Highlights & Insights¶
- Exploiting Idempotency to Simulate Online Feedback: The observation that GUI errors are idempotent (unchanged screen = action failure) is a precise insight that enables training self-correction behavior without constructing complex online environments. This approach generalizes to other settings with similar "no change = failure" characteristics.
- Asymmetric Verification Penalty: Penalizing hallucinations (false reports of success) at four times the rate of false negatives ensures honest self-monitoring through the incentive structure. This reward design pattern is worth adopting in broader RL settings.
- Dual Role of Expected-Effect Prediction: The predicted expected effect serves both as a comparison reference for verification and as a mechanism that forces the agent to anticipate the consequences of an action before execution, indirectly improving action quality.
Limitations & Future Work¶
- The TVAE framework increases per-step generation volume (Think + Verification + Expectation), potentially increasing inference latency.
- The idempotency assumption does not apply to all GUI failure modes (e.g., irreversible changes caused by erroneous actions).
- Synthesized failure trajectories may not cover all real-world failure types (e.g., partial loading, interrupted animations).
- Results on online MiniWoB++ and AndroidWorld are not reported in detail.
Related Work & Insights¶
- vs UI-TARS: UI-TARS improves accuracy through large-scale pretraining and unified modeling but lacks verification and recovery capabilities. VeriGUI achieves comparable performance at a smaller scale through closed-loop verification.
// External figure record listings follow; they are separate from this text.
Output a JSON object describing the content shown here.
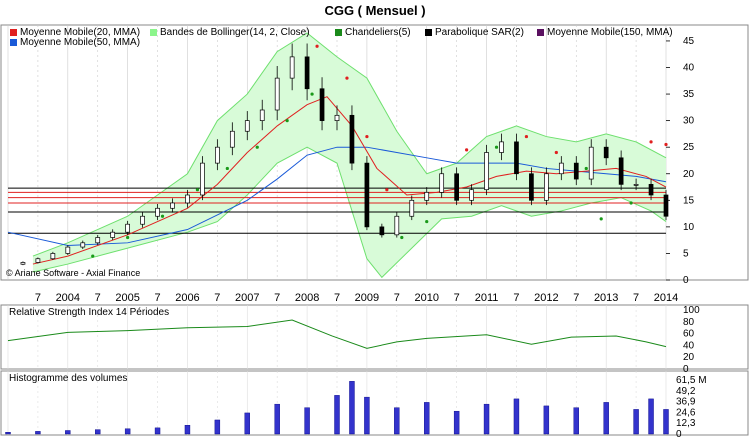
{
  "title": "CGG  ( Mensuel )",
  "legend": [
    {
      "label": "Moyenne Mobile(20, MMA)",
      "color": "#e02020"
    },
    {
      "label": "Bandes de Bollinger(14, 2, Close)",
      "color": "#8cf58c"
    },
    {
      "label": "Chandeliers(5)",
      "color": "#1a8a1a"
    },
    {
      "label": "Parabolique SAR(2)",
      "color": "#000000"
    },
    {
      "label": "Moyenne Mobile(150, MMA)",
      "color": "#5a1060"
    },
    {
      "label": "Moyenne Mobile(50, MMA)",
      "color": "#1a5ad8"
    }
  ],
  "copyright": "© Ariane Software - Axial Finance",
  "x_ticks": [
    "7",
    "2004",
    "7",
    "2005",
    "7",
    "2006",
    "7",
    "2007",
    "7",
    "2008",
    "7",
    "2009",
    "7",
    "2010",
    "7",
    "2011",
    "7",
    "2012",
    "7",
    "2013",
    "7",
    "2014"
  ],
  "rsi_label": "Relative Strength Index 14 Périodes",
  "volume_label": "Histogramme des volumes",
  "chart_data": [
    {
      "type": "candlestick",
      "title": "CGG  ( Mensuel )",
      "y_ticks": [
        "0",
        "5",
        "10",
        "15",
        "20",
        "25",
        "30",
        "35",
        "40",
        "45"
      ],
      "ylim": [
        0,
        48
      ],
      "x_range": [
        "2003-01",
        "2014-01"
      ],
      "horizontal_lines": {
        "red": [
          14.5,
          15.5,
          16.5
        ],
        "black": [
          8.8,
          12.8,
          17.3
        ]
      },
      "close_series": [
        [
          "2003-04",
          3.3
        ],
        [
          "2003-07",
          4.0
        ],
        [
          "2003-10",
          5.0
        ],
        [
          "2004-01",
          6.2
        ],
        [
          "2004-04",
          7.0
        ],
        [
          "2004-07",
          8.0
        ],
        [
          "2004-10",
          9.0
        ],
        [
          "2005-01",
          10.5
        ],
        [
          "2005-04",
          12.0
        ],
        [
          "2005-07",
          13.5
        ],
        [
          "2005-10",
          14.5
        ],
        [
          "2006-01",
          16.0
        ],
        [
          "2006-04",
          22.0
        ],
        [
          "2006-07",
          25.0
        ],
        [
          "2006-10",
          28.0
        ],
        [
          "2007-01",
          30.0
        ],
        [
          "2007-04",
          32.0
        ],
        [
          "2007-07",
          38.0
        ],
        [
          "2007-10",
          42.0
        ],
        [
          "2008-01",
          36.0
        ],
        [
          "2008-04",
          30.0
        ],
        [
          "2008-07",
          31.0
        ],
        [
          "2008-10",
          22.0
        ],
        [
          "2009-01",
          10.0
        ],
        [
          "2009-04",
          8.5
        ],
        [
          "2009-07",
          12.0
        ],
        [
          "2009-10",
          15.0
        ],
        [
          "2010-01",
          16.5
        ],
        [
          "2010-04",
          20.0
        ],
        [
          "2010-07",
          15.0
        ],
        [
          "2010-10",
          17.0
        ],
        [
          "2011-01",
          24.0
        ],
        [
          "2011-04",
          26.0
        ],
        [
          "2011-07",
          20.0
        ],
        [
          "2011-10",
          15.0
        ],
        [
          "2012-01",
          20.0
        ],
        [
          "2012-04",
          22.0
        ],
        [
          "2012-07",
          19.0
        ],
        [
          "2012-10",
          25.0
        ],
        [
          "2013-01",
          23.0
        ],
        [
          "2013-04",
          18.0
        ],
        [
          "2013-07",
          18.0
        ],
        [
          "2013-10",
          16.0
        ],
        [
          "2014-01",
          12.0
        ]
      ],
      "series": [
        {
          "name": "Moyenne Mobile(20, MMA)",
          "values": [
            [
              "2003-06",
              3.0
            ],
            [
              "2004-01",
              4.5
            ],
            [
              "2005-01",
              8.5
            ],
            [
              "2006-01",
              13.5
            ],
            [
              "2006-07",
              18.0
            ],
            [
              "2007-01",
              24.0
            ],
            [
              "2007-07",
              29.0
            ],
            [
              "2008-01",
              33.0
            ],
            [
              "2008-05",
              34.5
            ],
            [
              "2008-10",
              29.0
            ],
            [
              "2009-03",
              21.0
            ],
            [
              "2009-09",
              16.0
            ],
            [
              "2010-03",
              16.5
            ],
            [
              "2010-09",
              17.5
            ],
            [
              "2011-03",
              19.5
            ],
            [
              "2011-09",
              20.5
            ],
            [
              "2012-03",
              20.0
            ],
            [
              "2012-09",
              20.5
            ],
            [
              "2013-03",
              21.0
            ],
            [
              "2013-09",
              19.5
            ],
            [
              "2014-01",
              17.5
            ]
          ]
        },
        {
          "name": "Moyenne Mobile(50, MMA)",
          "values": [
            [
              "2003-01",
              9.0
            ],
            [
              "2004-01",
              6.5
            ],
            [
              "2005-01",
              7.0
            ],
            [
              "2006-01",
              9.5
            ],
            [
              "2007-01",
              15.0
            ],
            [
              "2007-07",
              19.0
            ],
            [
              "2008-01",
              23.5
            ],
            [
              "2008-07",
              25.0
            ],
            [
              "2009-01",
              25.0
            ],
            [
              "2009-07",
              24.0
            ],
            [
              "2010-01",
              23.0
            ],
            [
              "2010-07",
              22.0
            ],
            [
              "2011-01",
              22.0
            ],
            [
              "2011-07",
              22.0
            ],
            [
              "2012-01",
              21.0
            ],
            [
              "2012-07",
              20.5
            ],
            [
              "2013-01",
              20.0
            ],
            [
              "2013-07",
              19.5
            ],
            [
              "2014-01",
              18.5
            ]
          ]
        },
        {
          "name": "Bandes de Bollinger(14, 2, Close)",
          "upper": [
            [
              "2003-06",
              4.5
            ],
            [
              "2004-01",
              7.0
            ],
            [
              "2005-01",
              12.0
            ],
            [
              "2006-01",
              20.0
            ],
            [
              "2006-07",
              30.0
            ],
            [
              "2007-01",
              35.0
            ],
            [
              "2007-07",
              43.0
            ],
            [
              "2008-01",
              46.5
            ],
            [
              "2008-07",
              42.0
            ],
            [
              "2009-01",
              38.0
            ],
            [
              "2009-07",
              28.0
            ],
            [
              "2010-01",
              20.0
            ],
            [
              "2010-07",
              22.0
            ],
            [
              "2011-01",
              27.0
            ],
            [
              "2011-07",
              29.0
            ],
            [
              "2012-01",
              27.0
            ],
            [
              "2012-07",
              26.0
            ],
            [
              "2013-01",
              27.5
            ],
            [
              "2013-07",
              26.0
            ],
            [
              "2014-01",
              23.0
            ]
          ],
          "lower": [
            [
              "2003-06",
              1.5
            ],
            [
              "2004-01",
              3.0
            ],
            [
              "2005-01",
              6.0
            ],
            [
              "2006-01",
              9.0
            ],
            [
              "2006-07",
              11.0
            ],
            [
              "2007-01",
              16.0
            ],
            [
              "2007-07",
              22.0
            ],
            [
              "2008-01",
              25.0
            ],
            [
              "2008-07",
              22.0
            ],
            [
              "2009-01",
              4.0
            ],
            [
              "2009-04",
              0.5
            ],
            [
              "2009-10",
              6.0
            ],
            [
              "2010-04",
              11.5
            ],
            [
              "2010-10",
              12.0
            ],
            [
              "2011-04",
              14.0
            ],
            [
              "2011-10",
              12.0
            ],
            [
              "2012-04",
              13.0
            ],
            [
              "2012-10",
              14.5
            ],
            [
              "2013-04",
              15.5
            ],
            [
              "2013-10",
              13.0
            ],
            [
              "2014-01",
              11.0
            ]
          ]
        },
        {
          "name": "Parabolique SAR(2)",
          "values": [
            [
              "2004-06",
              4.5
            ],
            [
              "2005-01",
              8.0
            ],
            [
              "2005-08",
              12.0
            ],
            [
              "2006-03",
              17.0
            ],
            [
              "2006-09",
              21.0
            ],
            [
              "2007-03",
              25.0
            ],
            [
              "2007-09",
              30.0
            ],
            [
              "2008-02",
              35.0
            ],
            [
              "2008-03",
              44.0
            ],
            [
              "2008-09",
              38.0
            ],
            [
              "2009-01",
              27.0
            ],
            [
              "2009-05",
              17.0
            ],
            [
              "2009-08",
              8.0
            ],
            [
              "2010-01",
              11.0
            ],
            [
              "2010-09",
              24.5
            ],
            [
              "2011-03",
              25.0
            ],
            [
              "2011-09",
              27.0
            ],
            [
              "2012-03",
              24.0
            ],
            [
              "2012-09",
              21.0
            ],
            [
              "2012-12",
              11.5
            ],
            [
              "2013-06",
              14.5
            ],
            [
              "2013-10",
              26.0
            ],
            [
              "2014-01",
              25.5
            ]
          ]
        }
      ]
    },
    {
      "type": "line",
      "title": "Relative Strength Index 14 Périodes",
      "y_ticks": [
        "0",
        "20",
        "40",
        "60",
        "80",
        "100"
      ],
      "ylim": [
        0,
        100
      ],
      "values": [
        [
          "2003-01",
          48
        ],
        [
          "2004-01",
          62
        ],
        [
          "2005-01",
          65
        ],
        [
          "2006-01",
          70
        ],
        [
          "2007-01",
          72
        ],
        [
          "2007-10",
          83
        ],
        [
          "2008-06",
          56
        ],
        [
          "2009-01",
          35
        ],
        [
          "2009-07",
          46
        ],
        [
          "2010-01",
          52
        ],
        [
          "2011-01",
          58
        ],
        [
          "2011-10",
          42
        ],
        [
          "2012-06",
          54
        ],
        [
          "2013-03",
          56
        ],
        [
          "2013-09",
          46
        ],
        [
          "2014-01",
          38
        ]
      ]
    },
    {
      "type": "bar",
      "title": "Histogramme des volumes",
      "y_ticks": [
        "0",
        "12,3",
        "24,6",
        "36,9",
        "49,2",
        "61,5 M"
      ],
      "ylim": [
        0,
        61.5
      ],
      "values": [
        [
          "2003-01",
          2
        ],
        [
          "2003-07",
          3
        ],
        [
          "2004-01",
          4
        ],
        [
          "2004-07",
          5
        ],
        [
          "2005-01",
          6
        ],
        [
          "2005-07",
          7
        ],
        [
          "2006-01",
          10
        ],
        [
          "2006-07",
          16
        ],
        [
          "2007-01",
          24
        ],
        [
          "2007-07",
          34
        ],
        [
          "2008-01",
          30
        ],
        [
          "2008-07",
          44
        ],
        [
          "2008-10",
          60
        ],
        [
          "2009-01",
          42
        ],
        [
          "2009-07",
          30
        ],
        [
          "2010-01",
          36
        ],
        [
          "2010-07",
          26
        ],
        [
          "2011-01",
          34
        ],
        [
          "2011-07",
          40
        ],
        [
          "2012-01",
          32
        ],
        [
          "2012-07",
          30
        ],
        [
          "2013-01",
          36
        ],
        [
          "2013-07",
          28
        ],
        [
          "2013-10",
          40
        ],
        [
          "2014-01",
          28
        ]
      ]
    }
  ]
}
- vs DigiRL / DistRL: These methods optimize task success rates via online RL but require substantial simulator infrastructure. VeriGUI achieves similar effects using offline data via idempotency.
- vs LLM Self-Correction: Self-correction work such as Madaan et al. assumes external feedback or oracle information, whereas VeriGUI's verification is based entirely on internal reasoning over visual evidence.
Rating¶
- Novelty: ⭐⭐⭐⭐⭐ The combination of TVAE closed-loop verification, idempotency exploitation, and asymmetric penalty is highly elegant.
- Experimental Thoroughness: ⭐⭐⭐⭐ Multiple benchmarks, robustness tests, and cross-distribution evaluation, though online results are insufficiently detailed.
- Writing Quality: ⭐⭐⭐⭐ Motivation is clear and method descriptions are thorough, though notation is occasionally dense.
- Value: ⭐⭐⭐⭐⭐ Addresses a core pain point of GUI agents — blind execution and infinite loops — with high practical value.